The law will enter into force 4 months after the date of publication in the Official Gazette of Romania, respectively on November 26, 2022.

What news brings the law:

  • The procedure for the online formation of a company is regulated, in which the signing of the articles of incorporation and the registration in the Trade Register are carried out entirely by electronic means. It will be possible to draw up the constitutive act online using a standard form made available by the Trade Register containing a predefined set of clauses, and it will be signed by all founders or their representatives with qualified electronic signature.
  • The procedure for registering a branch established by a company having its head office in an EU country is simplified, as well as cross-border merger operations in the sense that no documents and information will be required that are/can be obtained/verified through the system of interconnection of business registers in EU Member States.
  • Applications for registration in the business register, documents supporting them, documents on the basis of which the records in the business register are made and documents shall be archived by the Trade Register offices and in electronic form, in a format that allows computer reading and searching, to ensure the rapid delivery of copies in electronic format.
  • The Trade Register, kept by the ONRC, will be part of the system of interconnection of Trade Registers in the Member States of the European Union. As a result, public online access to extensive and up-to-date information on companies, including information on companies registered in other EU Member States, will be ensured.
  • The certificates of record and registration certificates, the closures issued by the Registrar may be issued in electronic format signed with a qualified electronic signature, at the request of the applicant.
  • The ONRC publishes the Electronic Bulletin of the Trade Register, organized as a central electronic platform through the online services portal of the ONRC in which the documents and deeds registered/mentioned/filed/covered in/to/by the Trade Register will be published. Also, on this platform will be published the list of companies for which ONRC is to formulate dissolution or deletion actions, according to the law.

The Law also amends Law no.31/1990 on companies, simplifying or eliminating some formalities.

Thus, when registering a company:

  • The requirement to provide proof of the availability of the company name is deleted
  • The requirement to pay the contribution to the share capital of the SRLs at the time of establishment is deleted.
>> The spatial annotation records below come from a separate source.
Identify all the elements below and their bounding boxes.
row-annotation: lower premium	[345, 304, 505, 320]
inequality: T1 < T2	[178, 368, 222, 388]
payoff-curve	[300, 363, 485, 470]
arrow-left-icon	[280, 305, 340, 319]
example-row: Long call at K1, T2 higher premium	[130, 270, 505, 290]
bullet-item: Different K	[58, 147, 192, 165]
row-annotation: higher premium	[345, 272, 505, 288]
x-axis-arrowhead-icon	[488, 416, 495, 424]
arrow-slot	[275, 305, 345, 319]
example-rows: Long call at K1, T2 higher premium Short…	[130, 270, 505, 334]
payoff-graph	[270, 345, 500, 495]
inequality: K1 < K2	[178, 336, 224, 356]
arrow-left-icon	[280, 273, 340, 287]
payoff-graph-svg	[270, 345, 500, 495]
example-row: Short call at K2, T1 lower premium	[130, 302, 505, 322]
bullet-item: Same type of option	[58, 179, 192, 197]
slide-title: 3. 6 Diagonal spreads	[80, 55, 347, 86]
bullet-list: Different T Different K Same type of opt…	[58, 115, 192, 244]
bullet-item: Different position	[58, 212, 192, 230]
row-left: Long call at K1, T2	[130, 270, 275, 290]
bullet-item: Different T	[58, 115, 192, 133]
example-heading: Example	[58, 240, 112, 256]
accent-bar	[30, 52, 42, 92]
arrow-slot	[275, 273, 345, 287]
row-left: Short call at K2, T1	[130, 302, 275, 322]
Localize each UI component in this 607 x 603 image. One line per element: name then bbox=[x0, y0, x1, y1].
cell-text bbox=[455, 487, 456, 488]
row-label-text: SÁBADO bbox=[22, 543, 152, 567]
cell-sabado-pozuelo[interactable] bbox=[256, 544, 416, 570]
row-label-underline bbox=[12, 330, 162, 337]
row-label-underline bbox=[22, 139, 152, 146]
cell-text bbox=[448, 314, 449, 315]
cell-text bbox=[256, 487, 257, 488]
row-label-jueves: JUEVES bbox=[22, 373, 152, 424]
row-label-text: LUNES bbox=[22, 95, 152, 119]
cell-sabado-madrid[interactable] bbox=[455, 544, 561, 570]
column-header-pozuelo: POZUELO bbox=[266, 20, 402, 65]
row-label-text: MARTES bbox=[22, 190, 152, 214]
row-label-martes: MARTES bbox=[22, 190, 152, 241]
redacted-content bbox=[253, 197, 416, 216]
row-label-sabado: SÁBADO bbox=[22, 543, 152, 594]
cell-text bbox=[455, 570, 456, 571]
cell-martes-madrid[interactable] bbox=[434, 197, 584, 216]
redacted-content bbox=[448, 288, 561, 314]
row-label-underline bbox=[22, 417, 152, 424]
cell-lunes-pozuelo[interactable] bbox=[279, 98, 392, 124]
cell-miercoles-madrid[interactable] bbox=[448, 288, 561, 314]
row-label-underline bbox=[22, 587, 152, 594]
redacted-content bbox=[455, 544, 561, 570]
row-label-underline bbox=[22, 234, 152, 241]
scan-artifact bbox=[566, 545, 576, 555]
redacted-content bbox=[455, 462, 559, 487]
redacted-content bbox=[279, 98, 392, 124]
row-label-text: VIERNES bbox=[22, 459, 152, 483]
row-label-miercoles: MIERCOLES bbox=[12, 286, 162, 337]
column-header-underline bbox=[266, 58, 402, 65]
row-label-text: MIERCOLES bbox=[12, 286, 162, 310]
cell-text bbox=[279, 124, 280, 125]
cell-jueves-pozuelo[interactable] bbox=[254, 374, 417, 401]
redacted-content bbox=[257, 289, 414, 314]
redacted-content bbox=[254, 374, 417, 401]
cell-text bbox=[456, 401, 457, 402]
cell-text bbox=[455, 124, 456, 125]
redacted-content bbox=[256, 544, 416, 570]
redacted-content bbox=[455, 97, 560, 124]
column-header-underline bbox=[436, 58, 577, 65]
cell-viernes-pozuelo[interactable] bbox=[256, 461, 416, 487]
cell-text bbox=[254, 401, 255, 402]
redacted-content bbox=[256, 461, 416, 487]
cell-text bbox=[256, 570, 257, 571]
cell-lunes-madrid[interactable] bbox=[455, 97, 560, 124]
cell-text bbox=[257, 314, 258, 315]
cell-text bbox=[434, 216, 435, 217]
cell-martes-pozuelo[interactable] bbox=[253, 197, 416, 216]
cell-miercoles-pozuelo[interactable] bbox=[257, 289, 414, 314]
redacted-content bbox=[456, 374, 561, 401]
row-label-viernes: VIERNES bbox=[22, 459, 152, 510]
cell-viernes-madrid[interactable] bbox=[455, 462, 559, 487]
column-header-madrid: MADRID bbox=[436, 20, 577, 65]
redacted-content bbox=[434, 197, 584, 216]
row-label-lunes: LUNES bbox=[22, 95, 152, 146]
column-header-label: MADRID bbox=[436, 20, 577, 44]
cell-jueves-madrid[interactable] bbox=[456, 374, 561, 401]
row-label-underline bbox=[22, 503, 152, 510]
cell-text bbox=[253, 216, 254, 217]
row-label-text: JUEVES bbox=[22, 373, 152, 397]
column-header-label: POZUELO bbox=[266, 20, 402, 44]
It can be paid up after the company is established, within a period of 3 months and 2 years, depending on the nature of the contribution.
  • When signing the articles of association, the founders assume responsibility for fulfilling the conditions stipulated by law to establish a company, the articles of incorporation being provided with a clause in this respect, thus not being necessary to draw up and separate submission of a self-declarations.
  • The articles of incorporation shall include special clauses: (i) the manner of adopting the decisions of the general meeting of the associates, with the vote of all the associates, if, due to the parity of the share capital participation, an absolute majority cannot be established; (ii) the arrangements for ensuring the extinguishment of the liability or its settlement in agreement with the creditors, in the event of the dissolution of the company without liquidation, where the associates agree on the distribution and liquidation of the assets of the company (ii) the term of office of the directors.

The law also provides that, for their appointment to be legally valid, appointed administrators, directors, censors must expressly accept the mandate granted. By accepting the mandate, they assume responsibility for fulfilling the conditions stipulated by the law to hold and exercise the function in which they have been appointed.